側弯症(そくわんしょう)
脊柱側弯症(脊椎側弯症ともいいます。側湾症・側彎症とも表記します。)は、脊柱(背骨)を正面から見たときに、左右へ湾曲する状態です。
側弯症には大きく分けて、機能性側弯症(きのうせいそくわんしょう)と、特発性側弯症(とくはつせいそくわんしょう)の2つがあります。
機能性側弯症
姿勢バランスや日常生活の癖などにより、筋肉や身体バランスの影響によって、背骨が左右へ傾くことがあります。
ケガや事故、椎間板ヘルニアなど他の病気が原因で起こることもあります。
一般的に「へび背」と呼ばれたりもします。
…原因となる姿勢や負担が改善されることで、湾曲が軽減するケースが多いです。
特発性側弯症
子どもが成長する時に背骨が湾曲する原因不明の側弯症です。
思春期に発症することが多く、女子に多くみられます。
背骨がS字に曲がるのと同時に捻じれが加わるのが特徴です。
…現在の医学では、原因は完全には解明されていません。
ご本人や親御さんが「姿勢が悪かったからでは」と気にされることもありますが、特発性側弯症は原因が明確には分かっていないのです。

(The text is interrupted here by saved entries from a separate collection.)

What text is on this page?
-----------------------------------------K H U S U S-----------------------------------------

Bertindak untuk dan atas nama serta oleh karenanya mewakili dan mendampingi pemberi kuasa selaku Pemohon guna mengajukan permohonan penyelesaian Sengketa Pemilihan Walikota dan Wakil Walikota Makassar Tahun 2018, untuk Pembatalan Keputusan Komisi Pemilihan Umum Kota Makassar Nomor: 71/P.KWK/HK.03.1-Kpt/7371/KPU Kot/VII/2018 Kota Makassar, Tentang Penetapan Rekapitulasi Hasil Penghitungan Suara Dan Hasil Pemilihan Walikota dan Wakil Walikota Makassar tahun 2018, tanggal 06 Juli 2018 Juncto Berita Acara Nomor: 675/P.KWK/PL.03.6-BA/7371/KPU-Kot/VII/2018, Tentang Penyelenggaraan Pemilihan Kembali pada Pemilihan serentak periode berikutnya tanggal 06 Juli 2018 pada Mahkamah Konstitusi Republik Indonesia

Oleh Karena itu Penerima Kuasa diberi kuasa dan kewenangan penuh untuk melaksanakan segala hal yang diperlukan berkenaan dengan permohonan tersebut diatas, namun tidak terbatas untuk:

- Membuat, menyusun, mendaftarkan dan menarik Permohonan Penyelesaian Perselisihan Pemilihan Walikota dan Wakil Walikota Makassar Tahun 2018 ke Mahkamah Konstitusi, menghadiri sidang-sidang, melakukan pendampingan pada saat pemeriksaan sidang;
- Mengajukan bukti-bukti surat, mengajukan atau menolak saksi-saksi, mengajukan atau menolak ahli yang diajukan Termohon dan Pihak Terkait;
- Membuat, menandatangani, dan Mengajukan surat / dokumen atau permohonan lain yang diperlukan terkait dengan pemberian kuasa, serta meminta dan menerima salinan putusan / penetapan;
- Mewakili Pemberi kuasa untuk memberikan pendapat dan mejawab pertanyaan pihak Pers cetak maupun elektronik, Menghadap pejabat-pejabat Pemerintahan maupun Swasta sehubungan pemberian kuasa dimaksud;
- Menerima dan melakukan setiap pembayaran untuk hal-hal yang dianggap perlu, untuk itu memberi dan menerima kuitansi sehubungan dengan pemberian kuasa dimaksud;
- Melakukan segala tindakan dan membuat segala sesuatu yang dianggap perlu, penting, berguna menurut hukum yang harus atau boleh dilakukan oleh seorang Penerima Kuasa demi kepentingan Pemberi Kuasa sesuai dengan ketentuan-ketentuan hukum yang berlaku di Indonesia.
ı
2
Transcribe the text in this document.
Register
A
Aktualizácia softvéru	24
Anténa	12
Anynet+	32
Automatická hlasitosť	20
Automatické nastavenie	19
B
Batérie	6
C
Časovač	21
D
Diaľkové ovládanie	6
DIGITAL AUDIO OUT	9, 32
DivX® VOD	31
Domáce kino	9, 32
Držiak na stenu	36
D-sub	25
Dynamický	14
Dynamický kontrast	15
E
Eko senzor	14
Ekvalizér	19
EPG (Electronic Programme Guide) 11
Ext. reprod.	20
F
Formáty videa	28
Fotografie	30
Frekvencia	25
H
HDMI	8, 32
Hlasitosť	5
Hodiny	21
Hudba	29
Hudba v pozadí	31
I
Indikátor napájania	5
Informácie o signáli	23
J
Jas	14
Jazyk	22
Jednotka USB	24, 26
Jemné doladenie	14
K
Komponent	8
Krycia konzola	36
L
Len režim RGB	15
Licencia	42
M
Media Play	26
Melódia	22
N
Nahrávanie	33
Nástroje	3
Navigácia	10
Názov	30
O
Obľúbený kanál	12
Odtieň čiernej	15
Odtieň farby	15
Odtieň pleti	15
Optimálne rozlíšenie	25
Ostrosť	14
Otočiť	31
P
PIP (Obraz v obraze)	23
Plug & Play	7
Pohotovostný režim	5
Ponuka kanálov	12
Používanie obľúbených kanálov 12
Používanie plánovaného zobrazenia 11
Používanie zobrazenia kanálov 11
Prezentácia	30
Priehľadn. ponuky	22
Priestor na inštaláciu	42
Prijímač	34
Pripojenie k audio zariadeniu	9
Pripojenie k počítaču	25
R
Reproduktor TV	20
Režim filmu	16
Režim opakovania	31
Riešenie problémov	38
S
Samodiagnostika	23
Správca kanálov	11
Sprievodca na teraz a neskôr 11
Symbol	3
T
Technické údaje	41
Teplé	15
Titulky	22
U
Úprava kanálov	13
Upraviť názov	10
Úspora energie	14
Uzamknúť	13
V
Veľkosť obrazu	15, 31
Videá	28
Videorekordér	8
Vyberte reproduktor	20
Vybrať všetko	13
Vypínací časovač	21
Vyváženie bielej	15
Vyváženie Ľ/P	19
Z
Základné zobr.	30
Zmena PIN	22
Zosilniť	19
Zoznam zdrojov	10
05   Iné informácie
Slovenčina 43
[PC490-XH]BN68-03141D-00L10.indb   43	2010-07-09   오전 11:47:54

最近では、学校の健康診断で発見されることが増えていますが、痛みなどの自覚症状が少なく、気づかないうちに湾曲が進行しているケースもあります。
特発性側湾症の場合は、成長期が終われば湾曲も止まるのが一般的ですが、湾曲の程度によっては、成長期以降も変化がみられることがあります。
「特発性」とは、“原因がはっきり分かっていない”という意味です。
「突発性(とっぱつせい)」と間違われることがありますが、正しくは「特発性(とくはつせい)側弯症」です。
*特発性側湾症については、子どもの整体サイトも参考にしてください。
脊柱(背骨)について
ヒトの脊柱は7個の頚椎、12個の胸椎、5個の腰椎、仙骨、尾骨で構成されています。
正常な脊柱は、正面から見るとまっすぐですが、横から見ると、頚椎と腰椎は前方へ、胸椎は後方へゆるやかにカーブしています。これを「生理的湾曲」と呼びます。
この生理的湾曲は、重い頭や身体への衝撃をやわらげる、サスペンションのような役割をしています。
側弯症では、正面から見た背骨が左右へ湾曲し、生理的湾曲のバランスも崩れやすくなります。さらに捻じれを伴うこともあり、姿勢バランスが複雑になります。

側弯症の簡単なチェック
両手を体の前で合わせ、そのまま前屈します。
背中の左右差を見てください。

脊柱側弯症の症状
側弯症では、背骨や胸郭のバランス変化により、様々な症状につながることがあります。
外見の変化
- 首の傾き・顔の傾き
- 肩の高さが違う
- 肋骨が出っ張る(左右差あり)
- ウエストの左右差
- バストの大きさが違う
体への負担
- 肩こり
- 首のこり
- 背中の張り
- 腰痛
- 股関節痛
- 足の裏の痛み
- 胸郭の歪みに伴う呼吸のしづらさや疲れやすさ
心理的負担
- 外見のコンプレックス
- 装具による精神的・身体的負担
側弯症と整体
側弯症は、骨盤や胸郭のバランスの崩れが、背骨に影響すると考えられます。
人間の体はとてもよくできていて、どこか一部分に負担が生じると、他の部分で補おうとするからです。
当院では、側弯そのものだけを見るのではなく、身体全体のバランスや左右差、筋肉の緊張状態などを確認しながら施術を行っています。
身体は全身が連動しているため、一部分のバランスを整えることで、全身のバランスも整いやすくなると考えています。
背骨だけを部分的に調整するのではなく、骨盤や胸郭を含めた全身のバランスを整えることで、側弯症による負担軽減を目指します。